Here are some notes:
- All five sports media organizations thought Jabari Smith, Jr. of Auburn would go first overall in 2022. Unfortunately for them, the Orlando Magic had other things in mind and went for Paolo Banchero.
- To flip the script, all these sports media outlets correctly guessed that the OKC Thunder would select Chet Holmgren.
- Because they already speculated Smith, Jr. would go first, they all had Paolo Banchero at third. Two strikes!
- Only Sports Illustrated correctly picked Keegan Murray for the Sacramento Kings at 4. The others thought the Kings were going to go with Jaden Ivey. Even in hindsight, they already had De’Aaron Fox, so adding another non-shooting ballhandler didn’t make sense.
- At No. 5, the media groups have three different choices. Sports Illustrated correctly guessed Jaden Ivey after going with Murray. ESPN, The Athletic, and Tankathon went with Keegan Murray. The Ringer thought Benedict Mathurin should fit the bill, but they were wrong.
- Since The Ringer already picked Mathurin at No. 6, it should follow they missed the target at No. 7 as well. Tankathon offered a Dyson Daniels pick at this spot, but Indiana selected Mathurin. SI, ESPN, and The Athletic were spot on.

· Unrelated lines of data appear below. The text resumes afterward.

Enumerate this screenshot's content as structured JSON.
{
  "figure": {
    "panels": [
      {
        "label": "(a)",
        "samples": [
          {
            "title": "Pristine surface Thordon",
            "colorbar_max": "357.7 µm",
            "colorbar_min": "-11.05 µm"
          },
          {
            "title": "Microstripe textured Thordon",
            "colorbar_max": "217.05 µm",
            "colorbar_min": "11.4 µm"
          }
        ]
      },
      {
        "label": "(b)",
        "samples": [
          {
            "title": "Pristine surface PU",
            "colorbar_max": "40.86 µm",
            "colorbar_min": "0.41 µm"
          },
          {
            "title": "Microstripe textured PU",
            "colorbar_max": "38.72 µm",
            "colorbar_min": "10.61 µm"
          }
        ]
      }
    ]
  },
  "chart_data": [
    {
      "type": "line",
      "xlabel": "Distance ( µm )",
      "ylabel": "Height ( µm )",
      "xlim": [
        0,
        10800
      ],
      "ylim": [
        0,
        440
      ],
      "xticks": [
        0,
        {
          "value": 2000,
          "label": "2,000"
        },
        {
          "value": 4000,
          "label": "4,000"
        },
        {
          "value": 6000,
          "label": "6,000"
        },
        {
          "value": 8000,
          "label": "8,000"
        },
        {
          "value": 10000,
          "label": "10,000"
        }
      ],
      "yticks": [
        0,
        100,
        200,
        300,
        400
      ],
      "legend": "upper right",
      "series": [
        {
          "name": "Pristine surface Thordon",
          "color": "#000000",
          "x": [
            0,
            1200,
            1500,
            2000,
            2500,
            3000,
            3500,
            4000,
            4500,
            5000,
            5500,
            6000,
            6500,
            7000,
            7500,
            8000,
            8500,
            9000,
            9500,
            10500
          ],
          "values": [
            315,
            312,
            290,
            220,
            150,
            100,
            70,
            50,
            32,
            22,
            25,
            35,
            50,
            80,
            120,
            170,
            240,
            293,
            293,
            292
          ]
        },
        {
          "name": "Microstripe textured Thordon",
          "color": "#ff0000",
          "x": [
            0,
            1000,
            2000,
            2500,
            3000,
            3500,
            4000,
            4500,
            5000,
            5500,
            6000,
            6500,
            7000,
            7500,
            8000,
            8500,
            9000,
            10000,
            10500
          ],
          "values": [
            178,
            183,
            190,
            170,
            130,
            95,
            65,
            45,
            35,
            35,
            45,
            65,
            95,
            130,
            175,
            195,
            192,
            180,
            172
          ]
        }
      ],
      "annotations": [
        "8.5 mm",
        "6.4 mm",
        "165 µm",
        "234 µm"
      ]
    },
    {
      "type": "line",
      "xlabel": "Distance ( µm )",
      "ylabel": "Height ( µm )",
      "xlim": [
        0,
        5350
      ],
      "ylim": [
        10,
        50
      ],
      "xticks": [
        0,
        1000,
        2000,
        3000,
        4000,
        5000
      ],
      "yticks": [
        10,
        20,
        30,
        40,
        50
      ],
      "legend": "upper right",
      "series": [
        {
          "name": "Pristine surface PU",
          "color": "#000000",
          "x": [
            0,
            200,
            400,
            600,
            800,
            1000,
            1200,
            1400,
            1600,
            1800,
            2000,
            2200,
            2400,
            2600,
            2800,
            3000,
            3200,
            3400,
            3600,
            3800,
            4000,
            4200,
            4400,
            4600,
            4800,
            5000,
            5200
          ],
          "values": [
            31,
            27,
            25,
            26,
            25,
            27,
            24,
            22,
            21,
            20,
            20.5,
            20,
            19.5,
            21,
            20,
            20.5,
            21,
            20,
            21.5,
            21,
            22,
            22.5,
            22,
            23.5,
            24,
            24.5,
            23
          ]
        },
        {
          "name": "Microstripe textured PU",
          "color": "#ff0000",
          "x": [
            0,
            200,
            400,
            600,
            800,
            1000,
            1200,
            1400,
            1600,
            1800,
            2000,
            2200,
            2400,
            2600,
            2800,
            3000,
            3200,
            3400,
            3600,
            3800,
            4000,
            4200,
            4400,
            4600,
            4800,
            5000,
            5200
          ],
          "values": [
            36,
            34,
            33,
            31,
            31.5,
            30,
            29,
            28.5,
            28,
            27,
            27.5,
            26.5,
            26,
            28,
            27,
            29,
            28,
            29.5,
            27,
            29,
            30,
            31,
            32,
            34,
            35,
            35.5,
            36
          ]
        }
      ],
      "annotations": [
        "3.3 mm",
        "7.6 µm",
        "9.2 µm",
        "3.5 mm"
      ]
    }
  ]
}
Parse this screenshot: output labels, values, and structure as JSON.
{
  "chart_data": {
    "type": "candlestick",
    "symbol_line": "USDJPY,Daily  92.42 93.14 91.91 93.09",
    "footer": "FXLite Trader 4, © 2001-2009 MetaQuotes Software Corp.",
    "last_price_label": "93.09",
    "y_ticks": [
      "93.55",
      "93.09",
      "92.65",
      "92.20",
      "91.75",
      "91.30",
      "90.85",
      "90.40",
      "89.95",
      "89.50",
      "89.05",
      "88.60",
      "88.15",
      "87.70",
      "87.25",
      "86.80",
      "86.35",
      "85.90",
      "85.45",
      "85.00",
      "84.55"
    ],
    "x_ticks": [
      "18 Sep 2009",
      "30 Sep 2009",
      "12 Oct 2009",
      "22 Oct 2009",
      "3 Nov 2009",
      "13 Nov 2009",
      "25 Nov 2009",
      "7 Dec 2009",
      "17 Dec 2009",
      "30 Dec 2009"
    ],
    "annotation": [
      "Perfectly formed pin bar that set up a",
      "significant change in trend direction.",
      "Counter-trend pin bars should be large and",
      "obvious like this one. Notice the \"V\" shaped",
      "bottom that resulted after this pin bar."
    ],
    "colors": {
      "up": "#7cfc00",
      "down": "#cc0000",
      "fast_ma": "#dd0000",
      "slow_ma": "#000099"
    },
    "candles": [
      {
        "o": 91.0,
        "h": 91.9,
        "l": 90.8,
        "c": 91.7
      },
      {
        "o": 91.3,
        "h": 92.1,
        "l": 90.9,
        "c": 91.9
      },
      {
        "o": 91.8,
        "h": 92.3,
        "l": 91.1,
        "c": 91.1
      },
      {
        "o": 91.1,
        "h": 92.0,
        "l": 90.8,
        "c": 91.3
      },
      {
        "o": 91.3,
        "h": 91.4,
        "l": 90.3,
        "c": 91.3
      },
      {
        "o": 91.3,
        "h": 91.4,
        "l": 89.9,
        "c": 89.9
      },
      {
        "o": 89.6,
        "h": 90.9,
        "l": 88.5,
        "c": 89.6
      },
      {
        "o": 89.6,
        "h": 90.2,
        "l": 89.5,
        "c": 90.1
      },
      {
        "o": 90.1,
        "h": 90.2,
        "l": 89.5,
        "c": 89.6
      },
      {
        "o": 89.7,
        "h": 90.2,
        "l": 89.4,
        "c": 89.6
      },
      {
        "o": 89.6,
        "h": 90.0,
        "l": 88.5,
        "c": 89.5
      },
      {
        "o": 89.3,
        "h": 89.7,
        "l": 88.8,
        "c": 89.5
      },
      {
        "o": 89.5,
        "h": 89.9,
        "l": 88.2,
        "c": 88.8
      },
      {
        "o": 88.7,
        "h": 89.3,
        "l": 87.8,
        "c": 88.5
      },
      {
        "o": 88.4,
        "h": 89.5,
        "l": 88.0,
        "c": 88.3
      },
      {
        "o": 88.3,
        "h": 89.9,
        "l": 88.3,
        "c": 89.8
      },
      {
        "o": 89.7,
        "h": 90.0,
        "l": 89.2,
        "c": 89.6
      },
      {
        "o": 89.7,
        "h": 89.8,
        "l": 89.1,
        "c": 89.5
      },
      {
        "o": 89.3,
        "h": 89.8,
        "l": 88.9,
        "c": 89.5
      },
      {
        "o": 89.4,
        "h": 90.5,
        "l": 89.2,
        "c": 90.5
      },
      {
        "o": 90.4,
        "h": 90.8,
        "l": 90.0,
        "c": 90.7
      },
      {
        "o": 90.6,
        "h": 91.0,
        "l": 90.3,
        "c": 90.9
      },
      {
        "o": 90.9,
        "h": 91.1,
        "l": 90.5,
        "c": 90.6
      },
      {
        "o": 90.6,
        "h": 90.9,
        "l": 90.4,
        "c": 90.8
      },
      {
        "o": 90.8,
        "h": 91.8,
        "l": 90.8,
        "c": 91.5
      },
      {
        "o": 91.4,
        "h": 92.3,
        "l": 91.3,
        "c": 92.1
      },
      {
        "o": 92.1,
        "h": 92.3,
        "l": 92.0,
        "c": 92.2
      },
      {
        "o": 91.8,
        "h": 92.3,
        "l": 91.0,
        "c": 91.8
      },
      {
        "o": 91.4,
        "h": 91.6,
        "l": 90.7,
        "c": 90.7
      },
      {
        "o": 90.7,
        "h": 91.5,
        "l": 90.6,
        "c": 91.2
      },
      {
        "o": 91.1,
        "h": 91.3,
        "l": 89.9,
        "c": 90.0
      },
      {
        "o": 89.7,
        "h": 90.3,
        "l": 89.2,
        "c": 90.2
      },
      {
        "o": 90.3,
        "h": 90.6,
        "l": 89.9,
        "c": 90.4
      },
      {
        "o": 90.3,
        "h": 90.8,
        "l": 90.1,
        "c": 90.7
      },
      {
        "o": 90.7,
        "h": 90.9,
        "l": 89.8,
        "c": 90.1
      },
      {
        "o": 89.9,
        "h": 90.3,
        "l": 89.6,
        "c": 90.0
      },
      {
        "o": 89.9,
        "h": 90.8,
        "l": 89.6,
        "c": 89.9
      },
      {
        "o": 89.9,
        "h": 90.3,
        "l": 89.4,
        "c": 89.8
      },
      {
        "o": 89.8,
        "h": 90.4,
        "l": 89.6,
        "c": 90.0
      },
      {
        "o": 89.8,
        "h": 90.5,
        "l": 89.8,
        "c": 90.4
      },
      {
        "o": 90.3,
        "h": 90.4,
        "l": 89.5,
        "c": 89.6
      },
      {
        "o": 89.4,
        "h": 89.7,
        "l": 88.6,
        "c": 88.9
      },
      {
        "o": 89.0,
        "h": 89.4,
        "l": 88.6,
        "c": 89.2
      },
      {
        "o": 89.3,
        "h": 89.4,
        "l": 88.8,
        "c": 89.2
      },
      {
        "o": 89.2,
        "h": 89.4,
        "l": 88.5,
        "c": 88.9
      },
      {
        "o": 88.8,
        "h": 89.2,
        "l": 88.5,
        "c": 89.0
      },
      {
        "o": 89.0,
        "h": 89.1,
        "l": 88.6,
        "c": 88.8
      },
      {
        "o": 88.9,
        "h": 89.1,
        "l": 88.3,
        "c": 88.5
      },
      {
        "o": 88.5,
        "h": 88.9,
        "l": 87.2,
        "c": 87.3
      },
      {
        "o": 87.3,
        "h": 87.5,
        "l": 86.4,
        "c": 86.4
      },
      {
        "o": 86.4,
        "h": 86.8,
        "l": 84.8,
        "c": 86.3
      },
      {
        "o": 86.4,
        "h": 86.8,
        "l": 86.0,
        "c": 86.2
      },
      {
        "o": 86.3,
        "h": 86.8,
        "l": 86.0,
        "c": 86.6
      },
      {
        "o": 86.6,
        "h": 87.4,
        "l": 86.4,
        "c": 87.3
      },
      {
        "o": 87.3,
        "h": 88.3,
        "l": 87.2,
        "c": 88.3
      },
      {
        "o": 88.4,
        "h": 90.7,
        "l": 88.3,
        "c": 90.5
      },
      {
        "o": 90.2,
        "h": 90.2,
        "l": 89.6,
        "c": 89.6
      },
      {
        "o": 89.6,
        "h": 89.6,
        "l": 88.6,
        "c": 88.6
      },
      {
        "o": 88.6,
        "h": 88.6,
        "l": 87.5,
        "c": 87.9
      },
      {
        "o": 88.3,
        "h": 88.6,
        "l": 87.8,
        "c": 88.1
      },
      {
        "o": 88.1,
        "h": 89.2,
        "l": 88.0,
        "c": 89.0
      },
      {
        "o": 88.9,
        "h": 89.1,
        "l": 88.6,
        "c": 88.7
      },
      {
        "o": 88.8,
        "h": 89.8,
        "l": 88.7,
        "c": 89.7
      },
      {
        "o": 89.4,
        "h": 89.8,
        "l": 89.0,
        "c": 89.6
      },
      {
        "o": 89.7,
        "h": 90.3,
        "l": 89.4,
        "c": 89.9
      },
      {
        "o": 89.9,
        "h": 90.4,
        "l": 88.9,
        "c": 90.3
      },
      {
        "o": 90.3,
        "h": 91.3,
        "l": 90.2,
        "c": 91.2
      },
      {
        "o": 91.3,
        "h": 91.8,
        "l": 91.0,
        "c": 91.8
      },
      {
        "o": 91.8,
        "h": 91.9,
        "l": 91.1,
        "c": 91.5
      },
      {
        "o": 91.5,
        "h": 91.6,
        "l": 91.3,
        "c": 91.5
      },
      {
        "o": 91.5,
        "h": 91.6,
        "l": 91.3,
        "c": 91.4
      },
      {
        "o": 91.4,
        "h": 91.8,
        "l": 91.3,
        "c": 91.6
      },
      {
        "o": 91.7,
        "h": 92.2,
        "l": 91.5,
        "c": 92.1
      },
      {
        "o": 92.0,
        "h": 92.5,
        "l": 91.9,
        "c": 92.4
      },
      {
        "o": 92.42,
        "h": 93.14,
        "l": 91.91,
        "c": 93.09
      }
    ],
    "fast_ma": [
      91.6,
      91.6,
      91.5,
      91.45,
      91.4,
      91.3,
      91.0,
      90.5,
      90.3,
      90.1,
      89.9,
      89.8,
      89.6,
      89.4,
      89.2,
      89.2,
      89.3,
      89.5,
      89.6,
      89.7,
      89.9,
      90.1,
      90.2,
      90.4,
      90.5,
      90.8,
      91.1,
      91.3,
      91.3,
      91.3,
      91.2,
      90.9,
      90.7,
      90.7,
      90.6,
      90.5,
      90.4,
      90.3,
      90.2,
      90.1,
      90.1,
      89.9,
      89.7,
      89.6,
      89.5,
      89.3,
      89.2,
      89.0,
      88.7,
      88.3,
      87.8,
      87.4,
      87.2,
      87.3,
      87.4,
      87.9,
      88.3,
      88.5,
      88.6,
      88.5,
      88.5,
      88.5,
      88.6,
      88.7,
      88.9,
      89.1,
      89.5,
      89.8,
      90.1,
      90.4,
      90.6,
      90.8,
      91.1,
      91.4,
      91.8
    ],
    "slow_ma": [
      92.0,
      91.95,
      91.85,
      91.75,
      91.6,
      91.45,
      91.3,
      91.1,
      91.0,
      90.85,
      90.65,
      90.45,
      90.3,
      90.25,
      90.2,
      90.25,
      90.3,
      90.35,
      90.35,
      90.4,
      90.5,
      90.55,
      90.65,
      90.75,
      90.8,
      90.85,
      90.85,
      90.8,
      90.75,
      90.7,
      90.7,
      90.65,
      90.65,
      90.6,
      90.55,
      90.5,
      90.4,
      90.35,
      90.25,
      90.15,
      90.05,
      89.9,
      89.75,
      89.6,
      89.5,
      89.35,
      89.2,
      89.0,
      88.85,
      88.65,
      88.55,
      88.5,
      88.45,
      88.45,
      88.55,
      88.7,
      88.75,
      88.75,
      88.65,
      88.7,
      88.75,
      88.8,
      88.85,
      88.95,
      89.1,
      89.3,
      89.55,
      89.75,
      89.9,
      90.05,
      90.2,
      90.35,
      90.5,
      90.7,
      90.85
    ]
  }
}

- Nobody guessed the Shaedon Sharpe pick for Portland at No. 7. The highest Sharpe has ranked in any of the mocks was ninth.
- Aside from the Holmgren pick, the No. 10 spot was the only other selection everyone got right: Johnny Davis to Washington.
- Over picks 20 to 30, there are only five occasions in which at least one of the aforementioned outlets got a pick right. These were Malaki Branham at 20 (Sports Illustrated), Christian Braun at 21 (The Athletic), Marjon Beauchamp at 24 (The Athletic), Wendell Moore at 25 (Tankathon), and Patrick Baldwin at 28 (Tankathon).
As you can see from how it went, mock drafting is never an exact science. That is never going to change soon unless somebody gets a hold of the ancient oracle of Thebes. Otherwise, hits and misses will abound. Case in point: In the days leading to the 2023 NBA Draft, most are torn between Scoot Henderson and Brandon Miller as the No. 2 selection behind Victor Wembenyama. Some will be wrong, and some will be right.
Wrapping Things Up: How Do NBA Mock Draft Work?
If you have followed the days leading to the NBA draft, many sports networks and individual experts share their predictions on where particular prospects will get selected. These extensive draft predictions are called mock drafts, and they attempt to foresee who gets chosen from the first overall pick to the 60th.
But how do NBA mock draft work? A mock draft comes about because experts strive to break down each prospect’s profile, their strengths and weaknesses, and if said weaknesses can be overcome. They also consider a team’s needs and whether a particular player could address them. There is no guarantee that such predictions will come true, but it gives teams something to gauge the prospects. The players also gain media attention and publicity and may improve their stock if featured prominently in mock drafts.
In the days leading to the 2023 Draft, experts unanimously agree about Victor Wembenyama as the first overall pick. However, they seem to be split on whether Charlotte should pick Brandon Miller or Scoot Henderson at No. 2. Amen and Ausar Thompson are projected inside the top 10, but some experts put the twins in the top 5, while others rank Ausar outside of it.